I go through chronic pain myself. Tendon/nerve problems, and even a bit of arthritis in my neck (and I'm 37). Some days, everything hurts. On the absolute worst days, I cannot walk (fortunately that hasnt happened in awhile). Even right now, stuff hurts, just because.

And it definitely affects my mood. I have a really short fuse to begin with, so if there's too much pain, it's pretty much a time bomb. The last time it was really bad, I was walking through the house, and managed to bang my elbow on the edge of a door, just adding to it. Totally snapped. The response to this infraction from the door was to violently slam into it about 14 times, throwing my entire weight at it every time. Needless to say, some repairs were necessary afterwards. Didnt exactly cure the pain either.

That loss of control might seem a bit absurd, but too much pain just sort of eats away at you over time. In my case, it was the pain + autistic tendencies, so the response was nastier than it'd be for most people (fortunately I only destroy inanimate objects). But even for those without that, it can simply become too much, creating the behavior of lashing out.
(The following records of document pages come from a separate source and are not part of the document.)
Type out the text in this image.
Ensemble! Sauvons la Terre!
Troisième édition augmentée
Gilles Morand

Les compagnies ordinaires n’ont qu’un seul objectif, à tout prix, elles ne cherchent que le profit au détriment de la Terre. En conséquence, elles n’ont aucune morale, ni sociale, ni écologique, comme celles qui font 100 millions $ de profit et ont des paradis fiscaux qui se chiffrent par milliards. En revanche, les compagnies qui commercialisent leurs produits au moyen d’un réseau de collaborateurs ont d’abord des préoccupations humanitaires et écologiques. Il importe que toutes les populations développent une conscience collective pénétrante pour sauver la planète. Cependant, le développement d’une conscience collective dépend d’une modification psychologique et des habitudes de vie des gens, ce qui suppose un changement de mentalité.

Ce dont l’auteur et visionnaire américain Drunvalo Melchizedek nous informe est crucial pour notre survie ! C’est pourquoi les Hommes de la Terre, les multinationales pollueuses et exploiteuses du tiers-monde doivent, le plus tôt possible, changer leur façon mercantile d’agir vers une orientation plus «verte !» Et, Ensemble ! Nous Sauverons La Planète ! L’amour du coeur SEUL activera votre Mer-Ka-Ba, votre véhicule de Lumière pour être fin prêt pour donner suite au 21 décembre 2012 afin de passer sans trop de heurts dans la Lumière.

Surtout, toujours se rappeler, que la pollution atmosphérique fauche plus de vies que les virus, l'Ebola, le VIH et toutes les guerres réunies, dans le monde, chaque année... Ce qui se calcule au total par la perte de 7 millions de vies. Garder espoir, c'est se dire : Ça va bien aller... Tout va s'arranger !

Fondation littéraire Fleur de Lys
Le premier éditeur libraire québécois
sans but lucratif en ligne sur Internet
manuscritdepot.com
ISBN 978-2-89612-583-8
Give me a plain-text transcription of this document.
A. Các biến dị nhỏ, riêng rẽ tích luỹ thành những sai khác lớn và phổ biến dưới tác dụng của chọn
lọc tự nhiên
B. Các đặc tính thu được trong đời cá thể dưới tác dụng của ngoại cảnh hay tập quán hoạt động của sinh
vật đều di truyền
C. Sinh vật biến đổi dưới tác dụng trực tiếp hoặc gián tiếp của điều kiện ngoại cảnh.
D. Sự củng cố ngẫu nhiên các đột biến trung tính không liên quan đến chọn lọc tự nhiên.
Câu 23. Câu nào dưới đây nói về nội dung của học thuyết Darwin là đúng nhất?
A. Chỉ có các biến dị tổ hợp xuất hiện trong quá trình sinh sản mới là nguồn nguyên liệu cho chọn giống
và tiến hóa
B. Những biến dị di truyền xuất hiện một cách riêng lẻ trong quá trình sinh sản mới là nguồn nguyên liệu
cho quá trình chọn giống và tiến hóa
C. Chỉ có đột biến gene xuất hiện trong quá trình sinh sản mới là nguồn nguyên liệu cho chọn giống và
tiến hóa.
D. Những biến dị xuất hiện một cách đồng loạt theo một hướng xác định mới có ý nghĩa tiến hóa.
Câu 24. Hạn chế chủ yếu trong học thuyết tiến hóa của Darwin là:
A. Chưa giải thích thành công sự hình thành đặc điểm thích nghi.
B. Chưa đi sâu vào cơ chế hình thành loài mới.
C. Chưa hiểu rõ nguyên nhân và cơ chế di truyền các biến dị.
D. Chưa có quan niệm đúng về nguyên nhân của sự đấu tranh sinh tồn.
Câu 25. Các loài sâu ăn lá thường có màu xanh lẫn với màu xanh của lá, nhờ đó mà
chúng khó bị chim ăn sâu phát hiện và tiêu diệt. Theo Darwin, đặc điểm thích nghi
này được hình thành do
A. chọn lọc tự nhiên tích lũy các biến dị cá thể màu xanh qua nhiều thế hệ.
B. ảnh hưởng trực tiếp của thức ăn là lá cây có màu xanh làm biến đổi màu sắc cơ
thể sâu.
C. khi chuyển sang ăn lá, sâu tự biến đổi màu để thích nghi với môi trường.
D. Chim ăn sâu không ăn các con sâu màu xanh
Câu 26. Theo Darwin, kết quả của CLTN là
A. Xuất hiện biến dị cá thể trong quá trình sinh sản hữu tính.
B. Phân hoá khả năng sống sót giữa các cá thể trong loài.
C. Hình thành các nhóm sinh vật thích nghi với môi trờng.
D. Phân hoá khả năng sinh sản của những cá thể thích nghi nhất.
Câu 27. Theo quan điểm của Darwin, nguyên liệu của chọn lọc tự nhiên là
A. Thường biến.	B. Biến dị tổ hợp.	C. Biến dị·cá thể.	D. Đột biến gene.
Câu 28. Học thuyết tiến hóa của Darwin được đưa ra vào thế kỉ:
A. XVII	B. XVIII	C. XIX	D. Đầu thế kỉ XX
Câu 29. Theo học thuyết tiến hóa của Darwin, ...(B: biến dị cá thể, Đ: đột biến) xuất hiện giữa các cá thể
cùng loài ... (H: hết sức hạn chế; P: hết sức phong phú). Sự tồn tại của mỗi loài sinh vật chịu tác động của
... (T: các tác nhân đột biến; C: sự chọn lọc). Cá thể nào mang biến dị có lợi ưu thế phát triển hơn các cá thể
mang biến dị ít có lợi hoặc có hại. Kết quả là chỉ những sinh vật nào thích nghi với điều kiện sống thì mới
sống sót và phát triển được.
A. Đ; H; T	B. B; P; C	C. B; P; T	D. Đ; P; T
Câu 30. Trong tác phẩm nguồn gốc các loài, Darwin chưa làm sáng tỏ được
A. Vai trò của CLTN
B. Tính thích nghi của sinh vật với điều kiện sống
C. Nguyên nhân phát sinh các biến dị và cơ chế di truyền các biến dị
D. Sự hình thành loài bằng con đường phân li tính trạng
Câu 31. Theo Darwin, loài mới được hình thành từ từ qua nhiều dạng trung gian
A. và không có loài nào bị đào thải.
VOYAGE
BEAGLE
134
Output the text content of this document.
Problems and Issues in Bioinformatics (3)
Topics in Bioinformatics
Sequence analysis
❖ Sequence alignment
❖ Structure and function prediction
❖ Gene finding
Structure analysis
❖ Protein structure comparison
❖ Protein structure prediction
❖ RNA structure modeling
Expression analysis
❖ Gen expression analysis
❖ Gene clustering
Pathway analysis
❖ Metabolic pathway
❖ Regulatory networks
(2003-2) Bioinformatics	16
Sort of an automatic way of trying to release built up tension. Thus the yelling and such begins. Not everyone is prone to that behavior occurring, but it's common enough.

In this case, from your description, it sounds like he does his best to keep it under control, but.... well, nobody's perfect, and this particular thing is hard to resist, particularly over long periods of time. Seriously, it gets *very* intense sometimes. It'd drive most anyone mad after too much.

Talking about it with him (when he's not having a bad-pain-day) sounds like a good idea, but here's another question: Is there anything that can be done to relieve some of his stress? The pain itself is hard to get rid of, but dealing with the associated stress goes a very long way towards preventing some problems (and he may find that it actually reduces the pain a bit... being stressed out and tense always makes pain worse). The need to vent is understandable, but there are more constructive ways of doing so. And enough distraction alone can help alot too. Pain is that much worse when you're mentally focused on it. Shift that focus, and you feel it quite a bit less.

Also, the one other obvious solution is to see a doctor. There are those that specialize in this sort of thing. I ended up with very strong pain meds and physical therapy myself (the only thing that REALLY works). This actually is really the FIRST thing that should be done if possible.

Again, talking to him is a good idea, but it may not be enough by itself. Not when it comes to this particular type of problem.

Bah. Honestly problems like this just suck overall. It's intrusive/invasive and just causes constant trouble. I can definitely sympathize with what you are all going through. Good luck to you, in whatever you decide to try.
 
He's an avid gamer, more so than me even; I've known him to sit through a full playthrough of Total War: Rome II on the game's "Legendary" mode, where you can't save your progress at all and have to beat the game in one sitting, by conquering all of Rome, and that can take anywhere from a couple hours to a FULL REAL LIFE DAY, and he does get some relief from playing stuff like that.

The pain tends to fluctuate, but it depends on the size of the stone.